The event is not a threat to the AU community, according to Vice President of University Communications, Camille Lepre.

“DPS, working with MPD, quickly determined this was an isolated incident and there was no ongoing threat to the community. Therefore, no alert was issued,” Lepre said.

Fayulu and Abdelnour also appear in the recently leaked emails concerning the activities of the unrecognized student group, Episilon Iota. The emails, released April 17, include language that is negative towards women, minorities and homosexuals, as well as mentions of events that may be classified as assault or sexual assault, The Eagle previously reported.

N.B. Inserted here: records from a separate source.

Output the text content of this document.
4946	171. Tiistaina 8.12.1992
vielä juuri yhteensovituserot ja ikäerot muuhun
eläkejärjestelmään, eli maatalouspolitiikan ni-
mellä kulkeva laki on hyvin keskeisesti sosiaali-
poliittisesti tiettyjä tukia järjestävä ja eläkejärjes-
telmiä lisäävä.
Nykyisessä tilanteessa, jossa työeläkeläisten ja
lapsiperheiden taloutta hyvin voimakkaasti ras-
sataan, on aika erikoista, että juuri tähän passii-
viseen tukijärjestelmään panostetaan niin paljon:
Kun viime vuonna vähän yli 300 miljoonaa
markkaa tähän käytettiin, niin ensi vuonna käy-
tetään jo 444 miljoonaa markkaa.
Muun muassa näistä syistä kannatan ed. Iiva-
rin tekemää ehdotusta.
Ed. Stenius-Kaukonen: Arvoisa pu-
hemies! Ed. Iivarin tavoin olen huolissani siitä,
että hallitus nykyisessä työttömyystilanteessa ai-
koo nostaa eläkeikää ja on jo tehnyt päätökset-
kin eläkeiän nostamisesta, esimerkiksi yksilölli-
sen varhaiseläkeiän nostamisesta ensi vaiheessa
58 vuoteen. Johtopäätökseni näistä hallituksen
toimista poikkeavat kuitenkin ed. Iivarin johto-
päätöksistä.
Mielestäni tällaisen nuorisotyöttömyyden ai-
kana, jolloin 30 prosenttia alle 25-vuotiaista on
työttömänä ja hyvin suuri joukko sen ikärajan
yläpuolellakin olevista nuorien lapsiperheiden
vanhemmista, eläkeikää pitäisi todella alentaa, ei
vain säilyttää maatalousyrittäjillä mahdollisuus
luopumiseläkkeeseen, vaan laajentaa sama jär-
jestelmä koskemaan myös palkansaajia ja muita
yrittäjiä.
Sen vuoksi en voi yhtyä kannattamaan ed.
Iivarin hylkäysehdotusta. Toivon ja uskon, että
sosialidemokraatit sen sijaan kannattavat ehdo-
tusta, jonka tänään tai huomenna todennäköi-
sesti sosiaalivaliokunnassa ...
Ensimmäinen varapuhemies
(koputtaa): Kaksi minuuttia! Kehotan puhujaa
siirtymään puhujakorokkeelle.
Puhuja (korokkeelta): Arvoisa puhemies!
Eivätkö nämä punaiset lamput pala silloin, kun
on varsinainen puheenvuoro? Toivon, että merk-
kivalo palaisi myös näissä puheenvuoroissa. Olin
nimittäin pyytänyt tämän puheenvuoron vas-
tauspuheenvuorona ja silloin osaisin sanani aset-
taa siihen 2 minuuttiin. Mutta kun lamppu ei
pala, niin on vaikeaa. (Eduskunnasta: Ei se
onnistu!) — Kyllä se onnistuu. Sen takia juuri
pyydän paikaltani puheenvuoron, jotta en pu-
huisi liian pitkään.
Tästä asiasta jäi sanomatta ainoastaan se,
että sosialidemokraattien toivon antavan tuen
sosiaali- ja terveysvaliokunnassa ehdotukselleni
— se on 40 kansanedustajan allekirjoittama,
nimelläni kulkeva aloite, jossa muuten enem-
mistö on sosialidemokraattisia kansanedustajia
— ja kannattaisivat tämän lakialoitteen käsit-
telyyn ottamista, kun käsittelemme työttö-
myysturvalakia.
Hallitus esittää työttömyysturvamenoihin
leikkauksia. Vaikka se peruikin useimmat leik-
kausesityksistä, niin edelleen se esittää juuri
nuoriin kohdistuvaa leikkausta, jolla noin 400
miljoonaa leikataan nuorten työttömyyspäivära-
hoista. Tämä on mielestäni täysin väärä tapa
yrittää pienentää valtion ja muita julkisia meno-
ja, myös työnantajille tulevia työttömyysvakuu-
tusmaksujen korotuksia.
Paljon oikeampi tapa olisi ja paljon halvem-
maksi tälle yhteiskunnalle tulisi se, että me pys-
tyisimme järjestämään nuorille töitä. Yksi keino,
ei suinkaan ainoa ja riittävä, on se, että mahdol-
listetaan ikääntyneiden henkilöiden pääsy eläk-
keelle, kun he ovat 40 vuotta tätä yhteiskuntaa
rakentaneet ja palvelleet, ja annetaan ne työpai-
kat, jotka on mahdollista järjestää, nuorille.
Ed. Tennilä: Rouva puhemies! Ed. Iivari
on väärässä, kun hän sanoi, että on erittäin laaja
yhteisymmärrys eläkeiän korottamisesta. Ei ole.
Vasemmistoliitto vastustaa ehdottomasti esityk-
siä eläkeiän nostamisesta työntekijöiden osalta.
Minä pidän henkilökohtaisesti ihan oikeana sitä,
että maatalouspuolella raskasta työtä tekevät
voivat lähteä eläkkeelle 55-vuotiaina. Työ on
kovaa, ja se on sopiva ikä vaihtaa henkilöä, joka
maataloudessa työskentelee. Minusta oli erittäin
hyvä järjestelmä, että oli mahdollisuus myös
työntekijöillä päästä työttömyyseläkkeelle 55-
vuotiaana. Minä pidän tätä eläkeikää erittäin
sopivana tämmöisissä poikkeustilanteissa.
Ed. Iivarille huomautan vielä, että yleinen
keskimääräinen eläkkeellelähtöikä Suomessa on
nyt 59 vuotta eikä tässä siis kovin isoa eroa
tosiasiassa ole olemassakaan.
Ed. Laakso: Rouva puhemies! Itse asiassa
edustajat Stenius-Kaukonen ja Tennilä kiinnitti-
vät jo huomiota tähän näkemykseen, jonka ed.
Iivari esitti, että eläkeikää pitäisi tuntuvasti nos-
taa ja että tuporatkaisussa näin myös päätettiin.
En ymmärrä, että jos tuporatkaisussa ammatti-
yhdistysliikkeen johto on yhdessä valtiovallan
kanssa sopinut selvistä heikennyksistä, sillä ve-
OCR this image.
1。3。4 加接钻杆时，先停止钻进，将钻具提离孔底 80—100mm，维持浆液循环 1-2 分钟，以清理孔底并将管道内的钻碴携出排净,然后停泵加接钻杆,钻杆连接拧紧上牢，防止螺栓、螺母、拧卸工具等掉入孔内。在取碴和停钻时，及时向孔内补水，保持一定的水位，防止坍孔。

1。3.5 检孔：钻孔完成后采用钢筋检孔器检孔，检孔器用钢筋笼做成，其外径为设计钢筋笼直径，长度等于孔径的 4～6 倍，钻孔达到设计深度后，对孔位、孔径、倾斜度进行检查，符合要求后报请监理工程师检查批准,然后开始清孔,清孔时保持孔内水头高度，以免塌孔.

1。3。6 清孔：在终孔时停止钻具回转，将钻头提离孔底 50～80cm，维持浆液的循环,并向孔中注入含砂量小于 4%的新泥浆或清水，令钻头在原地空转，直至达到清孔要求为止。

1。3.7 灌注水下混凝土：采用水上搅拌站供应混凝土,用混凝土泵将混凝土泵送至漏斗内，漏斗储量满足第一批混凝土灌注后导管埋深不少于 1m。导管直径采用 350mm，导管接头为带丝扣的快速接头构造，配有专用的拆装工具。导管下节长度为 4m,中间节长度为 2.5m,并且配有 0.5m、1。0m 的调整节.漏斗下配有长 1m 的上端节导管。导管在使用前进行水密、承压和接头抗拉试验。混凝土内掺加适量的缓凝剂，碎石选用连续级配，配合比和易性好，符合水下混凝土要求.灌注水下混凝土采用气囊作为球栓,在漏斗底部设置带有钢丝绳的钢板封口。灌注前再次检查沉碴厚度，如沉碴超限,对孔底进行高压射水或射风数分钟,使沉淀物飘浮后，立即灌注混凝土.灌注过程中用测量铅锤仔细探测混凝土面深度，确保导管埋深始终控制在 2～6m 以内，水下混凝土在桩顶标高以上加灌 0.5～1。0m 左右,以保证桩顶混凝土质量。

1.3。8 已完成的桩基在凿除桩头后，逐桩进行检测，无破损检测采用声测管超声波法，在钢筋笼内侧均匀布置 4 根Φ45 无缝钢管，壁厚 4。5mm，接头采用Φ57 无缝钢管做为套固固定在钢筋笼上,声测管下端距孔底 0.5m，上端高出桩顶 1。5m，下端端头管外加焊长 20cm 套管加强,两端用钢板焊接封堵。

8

Hradsky said some of the events mentioned in the leaked emails may indicate that there have been events similar to this alleged assault in the past.

“There is a suggestion of some sort of altercation that occurred in TDR, between groups,” Hradsky said. “Unfortunately, that documentation doesn’t provide explicit details about who, when, what. But it would suggest that perhaps there’ve been other incidents.”

Specifically, this section of the correspondence mentions what may have been a fight between members of EI and members of a recognized AU fraternity, Alpha Epsilon Pi.

Fayulu is mentioned as having been involved.

“Milain you scared the living day lights out of those [anti-gay slur],” another member of the listserv said.